While Donatella has made the brand her own, clingy barely-there dresses, with ice-coloured glacier prints show that a sensuous dress is still part of the brand DNA.
Pucci
The feedback to Massimo Giorgetti’s debut collection for the Florentine house was not positive, but the designer has pulled out all the stops this season to create a great collection that embraces the activewear heritage of Emilio Pucci along with, of course, the famous prints. The founder was an enthusiastic skier, and Alpine scenery, sometimes violently fractured, was worked in print and jacquard knits across oversized ski sweaters, puffers, jumpsuits and intarsia designs on shearling coats.

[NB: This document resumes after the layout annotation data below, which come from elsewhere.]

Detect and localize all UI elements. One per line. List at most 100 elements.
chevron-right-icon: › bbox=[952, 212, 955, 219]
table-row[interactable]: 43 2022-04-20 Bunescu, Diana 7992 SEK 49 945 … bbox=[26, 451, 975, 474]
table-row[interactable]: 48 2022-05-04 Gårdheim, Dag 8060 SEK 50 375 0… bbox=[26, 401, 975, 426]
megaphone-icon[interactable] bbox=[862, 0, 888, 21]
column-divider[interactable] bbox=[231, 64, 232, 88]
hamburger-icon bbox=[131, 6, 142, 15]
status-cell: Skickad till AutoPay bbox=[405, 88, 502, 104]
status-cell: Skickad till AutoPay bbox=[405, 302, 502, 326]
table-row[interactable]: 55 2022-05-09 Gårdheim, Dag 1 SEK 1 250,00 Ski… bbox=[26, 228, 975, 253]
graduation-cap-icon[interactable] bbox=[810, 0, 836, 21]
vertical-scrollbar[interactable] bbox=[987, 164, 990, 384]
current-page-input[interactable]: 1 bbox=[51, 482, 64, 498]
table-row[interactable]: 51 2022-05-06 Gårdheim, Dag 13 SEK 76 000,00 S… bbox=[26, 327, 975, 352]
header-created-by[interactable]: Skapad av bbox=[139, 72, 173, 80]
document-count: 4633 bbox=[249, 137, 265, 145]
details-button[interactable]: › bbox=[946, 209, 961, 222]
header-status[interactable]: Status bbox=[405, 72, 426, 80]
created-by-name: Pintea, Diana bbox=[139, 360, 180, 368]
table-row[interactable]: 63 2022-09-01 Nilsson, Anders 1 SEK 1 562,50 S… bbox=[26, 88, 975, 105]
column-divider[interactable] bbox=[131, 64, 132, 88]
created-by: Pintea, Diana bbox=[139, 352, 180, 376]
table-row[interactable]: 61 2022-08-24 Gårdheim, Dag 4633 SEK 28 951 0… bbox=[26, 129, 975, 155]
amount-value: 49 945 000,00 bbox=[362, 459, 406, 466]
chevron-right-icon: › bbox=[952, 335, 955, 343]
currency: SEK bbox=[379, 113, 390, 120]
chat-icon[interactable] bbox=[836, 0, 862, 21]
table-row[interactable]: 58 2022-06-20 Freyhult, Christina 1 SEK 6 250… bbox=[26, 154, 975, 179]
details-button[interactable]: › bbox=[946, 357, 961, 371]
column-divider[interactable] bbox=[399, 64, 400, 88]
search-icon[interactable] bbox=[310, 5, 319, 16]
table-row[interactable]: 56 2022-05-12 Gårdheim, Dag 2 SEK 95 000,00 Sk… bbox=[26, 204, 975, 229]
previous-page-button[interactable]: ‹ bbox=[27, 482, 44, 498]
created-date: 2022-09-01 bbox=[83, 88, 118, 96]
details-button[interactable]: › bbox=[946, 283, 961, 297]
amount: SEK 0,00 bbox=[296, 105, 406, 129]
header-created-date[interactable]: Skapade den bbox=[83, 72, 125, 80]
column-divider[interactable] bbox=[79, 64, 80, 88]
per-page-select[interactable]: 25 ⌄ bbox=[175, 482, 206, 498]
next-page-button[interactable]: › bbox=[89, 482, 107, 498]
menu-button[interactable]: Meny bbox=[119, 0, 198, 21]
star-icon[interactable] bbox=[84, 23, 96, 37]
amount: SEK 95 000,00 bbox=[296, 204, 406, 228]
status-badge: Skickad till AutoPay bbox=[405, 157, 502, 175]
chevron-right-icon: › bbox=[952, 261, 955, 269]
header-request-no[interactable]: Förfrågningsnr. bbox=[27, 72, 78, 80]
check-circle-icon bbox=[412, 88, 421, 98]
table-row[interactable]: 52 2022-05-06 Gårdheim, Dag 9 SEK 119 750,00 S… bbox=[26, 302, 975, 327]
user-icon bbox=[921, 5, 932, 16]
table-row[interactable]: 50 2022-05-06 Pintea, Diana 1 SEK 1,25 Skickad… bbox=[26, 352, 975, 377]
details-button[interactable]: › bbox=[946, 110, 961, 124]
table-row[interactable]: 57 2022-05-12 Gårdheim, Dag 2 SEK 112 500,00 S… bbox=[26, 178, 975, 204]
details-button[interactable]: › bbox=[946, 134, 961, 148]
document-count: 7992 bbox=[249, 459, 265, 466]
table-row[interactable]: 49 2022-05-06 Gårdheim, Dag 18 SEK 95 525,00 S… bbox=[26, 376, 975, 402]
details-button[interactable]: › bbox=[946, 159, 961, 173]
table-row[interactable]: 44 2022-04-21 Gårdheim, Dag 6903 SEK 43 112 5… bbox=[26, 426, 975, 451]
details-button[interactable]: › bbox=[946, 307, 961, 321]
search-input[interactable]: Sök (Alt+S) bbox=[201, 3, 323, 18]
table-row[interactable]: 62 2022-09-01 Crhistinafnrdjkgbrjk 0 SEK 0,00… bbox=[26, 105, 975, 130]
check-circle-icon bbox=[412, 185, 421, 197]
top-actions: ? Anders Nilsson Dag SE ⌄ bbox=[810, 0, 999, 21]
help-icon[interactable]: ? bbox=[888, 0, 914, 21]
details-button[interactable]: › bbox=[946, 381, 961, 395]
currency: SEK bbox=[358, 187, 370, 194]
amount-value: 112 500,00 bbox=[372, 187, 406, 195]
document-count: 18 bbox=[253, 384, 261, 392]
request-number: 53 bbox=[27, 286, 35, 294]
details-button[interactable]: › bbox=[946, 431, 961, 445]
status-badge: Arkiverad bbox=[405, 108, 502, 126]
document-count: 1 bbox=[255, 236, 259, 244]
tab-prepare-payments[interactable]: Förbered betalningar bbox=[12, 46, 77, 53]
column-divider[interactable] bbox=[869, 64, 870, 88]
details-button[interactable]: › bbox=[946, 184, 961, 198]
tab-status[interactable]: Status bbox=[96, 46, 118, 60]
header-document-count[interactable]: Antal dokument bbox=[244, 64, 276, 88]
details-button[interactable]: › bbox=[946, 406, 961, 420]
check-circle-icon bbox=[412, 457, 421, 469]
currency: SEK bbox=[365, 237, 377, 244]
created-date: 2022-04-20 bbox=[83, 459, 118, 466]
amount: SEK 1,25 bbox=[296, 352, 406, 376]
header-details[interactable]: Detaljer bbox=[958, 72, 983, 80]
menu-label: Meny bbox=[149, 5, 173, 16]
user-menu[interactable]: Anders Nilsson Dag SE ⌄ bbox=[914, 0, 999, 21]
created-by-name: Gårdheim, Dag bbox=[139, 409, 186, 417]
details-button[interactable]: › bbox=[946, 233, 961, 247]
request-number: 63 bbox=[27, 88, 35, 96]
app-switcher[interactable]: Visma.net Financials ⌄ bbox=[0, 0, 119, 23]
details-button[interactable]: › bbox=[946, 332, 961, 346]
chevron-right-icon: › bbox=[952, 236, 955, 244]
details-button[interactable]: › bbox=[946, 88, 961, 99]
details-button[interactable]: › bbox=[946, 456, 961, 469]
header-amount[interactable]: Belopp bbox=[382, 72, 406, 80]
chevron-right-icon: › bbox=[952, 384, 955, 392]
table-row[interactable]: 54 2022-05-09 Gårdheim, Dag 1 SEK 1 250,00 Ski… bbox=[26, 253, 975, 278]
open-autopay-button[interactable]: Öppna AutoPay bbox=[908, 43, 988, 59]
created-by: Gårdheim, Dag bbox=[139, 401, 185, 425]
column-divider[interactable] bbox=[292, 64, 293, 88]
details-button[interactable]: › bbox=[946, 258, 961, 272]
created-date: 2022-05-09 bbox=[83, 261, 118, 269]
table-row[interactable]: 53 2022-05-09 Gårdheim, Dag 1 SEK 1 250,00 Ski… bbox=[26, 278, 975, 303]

Giorgetti has a very different aesthetic to his predecessor, Dundas, whose rock chicks have been replaced by cool, sporty urban girls, who like garish colour mixes (a trend here and at Moschino) and street styling, which suggests Giorgetti is attracting a new breed of customer to Pucci.
Dolce & Gabbana
Once upon a time in Milan, there were two designers called Domenico Dolce and Stefano Gabbana, who created fairy tales with their fashion. They conjured up dreamy princess dresses with tinselly skirts and handsome Prince Charmings in toy-soldier uniforms with shiny big buttons, for a fashion show. Walt Disney's nostalgic cartoon Cinderellas and Sleeping Beauties were the starting point for an enchanting collection that blended some of the designers' signature 1950s silhouettes with goofy cartoon motifs, such as fairy-tale tailor mice, tin soldiers, a chandelier and teddy-bear embroideries. The set props were from La Scala opera house and the soundtrack from Disney's Cinderella. The designers are great storytellers and are aiming for a new generation of princesses – ones who can, presumably, afford this delightful fantasy.
Etro
Veronica Etro has an eclectic, decorative eye when it comes to mixing exotic prints, plaids, paisley patterns and kimono embroideries with a dark, moody palette. Her clothes have the hippy spirit of the early 1970s with long scarves, darkly printed maxi dresses and biker jackets trimmed with ethnic embroideries, but Etro cites her student years in 1990s London as inspiration for her oversized wool coats, military parkas and the overall bohemian vibe of her collection.